Policjanci z Tarnowskich Gór zatrzymali 22-letniego mężczyznę, podejrzanego o podpalenia kamienic. Podczas pożarów mundurowi ewakuowali łącznie 33 osoby, w tym 15 dzieci. Seryjny podpalacz usłyszał zarzut spowodowania pożaru zagrażającego życiu i zdrowiu wielu osób, a także mieniu w wielkich rozmiarach. Policjanci usłyszeli od niego szokujące wyjaśnienia.
Do pierwszego pożaru doszło 1 września w kamienicy znajdującej się przy ulicy Rymera w Tarnowskich Górach. Około 1.00 policjanci patrolujący ulicę zauważyli w jednej z kamienic wydobywający się gęsty dym. Ewakuowano mieszkańców i już wtedy ustalenia wskazywały, że ogień mógł podłożyć podpalacz.
W miniony piątek tuż po 20.00 doszło do kolejnego pożaru. W kamienicy znajdującej się przy ulicy Piastowskiej w Tarnowskich Górach, w piwnicy budynku palił się materac, deski i stare ubrania. Wszystko wskazywało na celowe podpalenie. Również tym razem zarządzono ewakuację mieszkańców. Policjanci podejrzewali, że w mieście grasuje seryjny podpalacz. Wszyscy skupili się na tym, aby jak najszybciej go zatrzymać, zanim stanie się komuś krzywda.
Czytaj także: Tir zmiótł samochód Służby Drogowej!
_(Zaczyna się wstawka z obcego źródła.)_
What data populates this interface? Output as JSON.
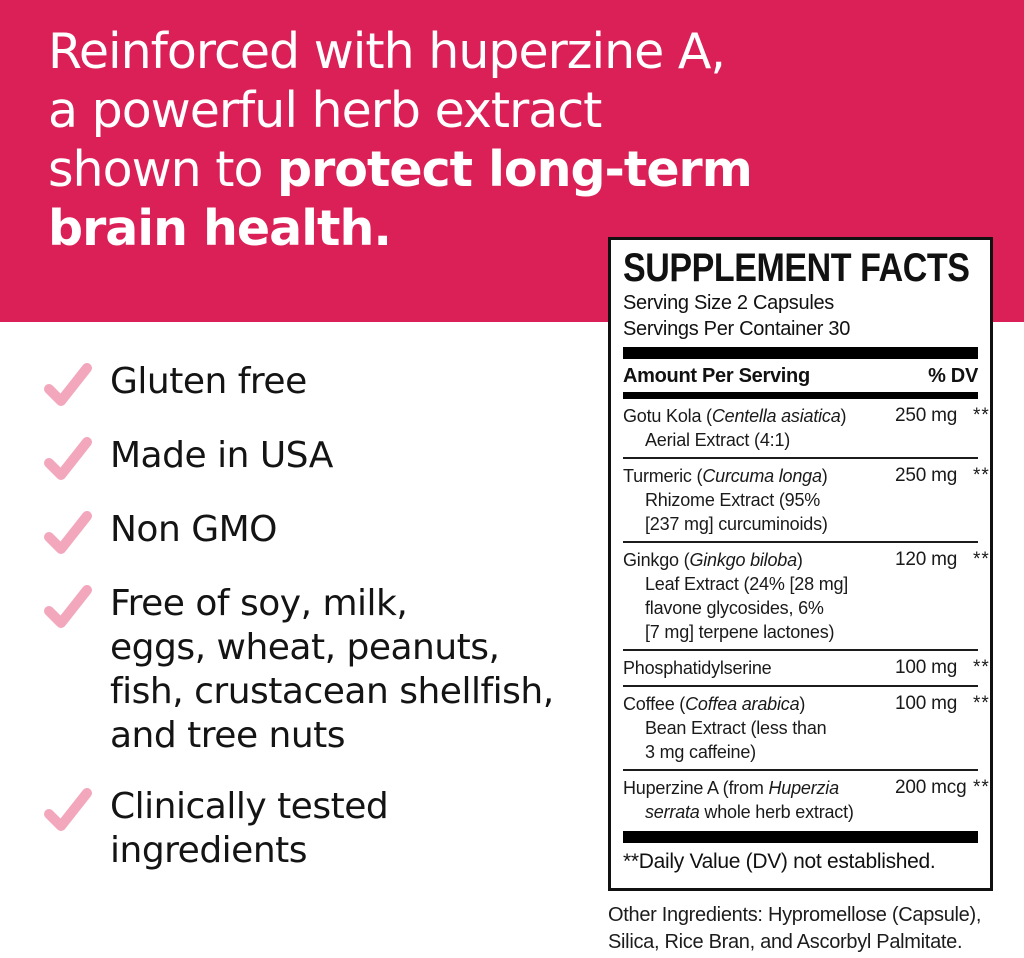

Jest nagranie koszmarnego wypadku [WIDEO]
Tego samego dnia, w trakcie trwania akcji gaśniczej, policjanci otrzymali zgłoszenie, że w kierunku tarnogórskiego Rynku idzie mężczyzna i wymachuje siekierą. Reakcja policyjnego patrolu była natychmiastowa. Stróże prawa szukali mężczyzny, znajdując go na jednej z ulic. Młody mężczyzna za pasem miał siekierę. Na widok policyjnego patrolu próbował uciec. Podczas zatrzymania, sprawca nie stosował się do policyjnych poleceń, jednak szybko został obezwładniony.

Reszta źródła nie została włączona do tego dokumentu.